QUESTION: Prove that each connected component of a surface is also a surface. (Hint: Connected components of a locally connected space are open.)
Definition: A space $X$ is said to be locally connected at $x$ if for every neighborhood U of x, there is a connected neighborhood $V$ of $x$ contained in $U$.
Theorem 1: A space $X$ is locally connected if and only if for every open set $U$ of $X$, each component of $U$ is open in $X$.
Theorem 2: Every open subset in a surface is also a surface.

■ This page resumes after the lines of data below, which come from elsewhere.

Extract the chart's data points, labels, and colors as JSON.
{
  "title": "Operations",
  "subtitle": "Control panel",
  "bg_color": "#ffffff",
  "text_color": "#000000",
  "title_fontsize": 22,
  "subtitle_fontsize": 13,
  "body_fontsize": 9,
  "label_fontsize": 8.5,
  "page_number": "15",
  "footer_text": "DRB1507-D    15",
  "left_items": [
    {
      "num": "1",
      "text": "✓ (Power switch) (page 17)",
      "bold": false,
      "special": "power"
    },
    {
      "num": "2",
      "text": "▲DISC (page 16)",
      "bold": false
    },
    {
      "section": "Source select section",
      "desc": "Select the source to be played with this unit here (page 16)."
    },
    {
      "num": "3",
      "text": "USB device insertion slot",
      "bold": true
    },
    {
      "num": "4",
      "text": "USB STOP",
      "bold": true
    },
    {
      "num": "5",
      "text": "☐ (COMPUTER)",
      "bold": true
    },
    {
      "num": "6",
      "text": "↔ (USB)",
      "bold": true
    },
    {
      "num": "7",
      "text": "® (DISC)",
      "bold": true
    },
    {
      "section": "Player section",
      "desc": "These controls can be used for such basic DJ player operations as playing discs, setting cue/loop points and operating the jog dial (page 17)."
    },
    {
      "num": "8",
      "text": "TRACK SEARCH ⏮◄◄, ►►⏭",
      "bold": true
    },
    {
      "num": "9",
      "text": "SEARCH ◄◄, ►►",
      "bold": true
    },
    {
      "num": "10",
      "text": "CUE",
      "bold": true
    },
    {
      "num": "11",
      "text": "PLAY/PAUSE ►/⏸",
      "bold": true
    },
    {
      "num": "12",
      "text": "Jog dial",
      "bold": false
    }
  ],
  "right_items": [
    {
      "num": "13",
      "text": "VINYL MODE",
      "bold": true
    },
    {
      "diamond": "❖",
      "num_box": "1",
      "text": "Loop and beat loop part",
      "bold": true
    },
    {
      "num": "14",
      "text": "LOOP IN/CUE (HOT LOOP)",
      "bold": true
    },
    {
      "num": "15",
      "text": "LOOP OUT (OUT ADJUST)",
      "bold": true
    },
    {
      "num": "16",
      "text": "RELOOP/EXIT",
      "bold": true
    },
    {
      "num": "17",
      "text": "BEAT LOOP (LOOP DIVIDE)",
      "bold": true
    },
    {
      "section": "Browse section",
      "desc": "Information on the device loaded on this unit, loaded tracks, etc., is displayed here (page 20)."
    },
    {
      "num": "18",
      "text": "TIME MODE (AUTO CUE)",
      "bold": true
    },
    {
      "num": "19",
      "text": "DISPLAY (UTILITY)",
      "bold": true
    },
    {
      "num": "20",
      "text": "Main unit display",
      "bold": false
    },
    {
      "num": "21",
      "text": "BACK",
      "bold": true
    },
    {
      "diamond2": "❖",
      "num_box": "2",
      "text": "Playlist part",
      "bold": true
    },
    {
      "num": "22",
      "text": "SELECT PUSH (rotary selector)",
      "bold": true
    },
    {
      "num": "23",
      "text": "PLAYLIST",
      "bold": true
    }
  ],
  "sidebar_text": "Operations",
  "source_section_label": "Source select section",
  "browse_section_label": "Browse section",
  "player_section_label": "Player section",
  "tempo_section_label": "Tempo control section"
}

MY ATTEMPT: Let $x\in S$ be a connected component in the surface $S$, such that for every neighborhood $U$ of $x$ there is a connected neighborhood $V$ of $x$ such that $x\in U$, i.e. $S$ is locally connected at $x$. Now, due $U$ is an open subset in $S$, let $C$ be a component of $U$, if $x\in C$ we can choose a connected neighborhood $v$ of $x$ such that $V\subset U$. Because $V$ is connected, it works for every $C\subset U$. Therefore $C$ is open in $S$.
MY DOUBT: Unfortunatelly my attempt is very similar to the proof of theorem 1 (in James Munkres). I just modified few things. My doubts are how can I garantee that always exists a connected neighborhood $V$ of $x$ (because I'm in $S$ wich is a surface) and if my proof provided is correct?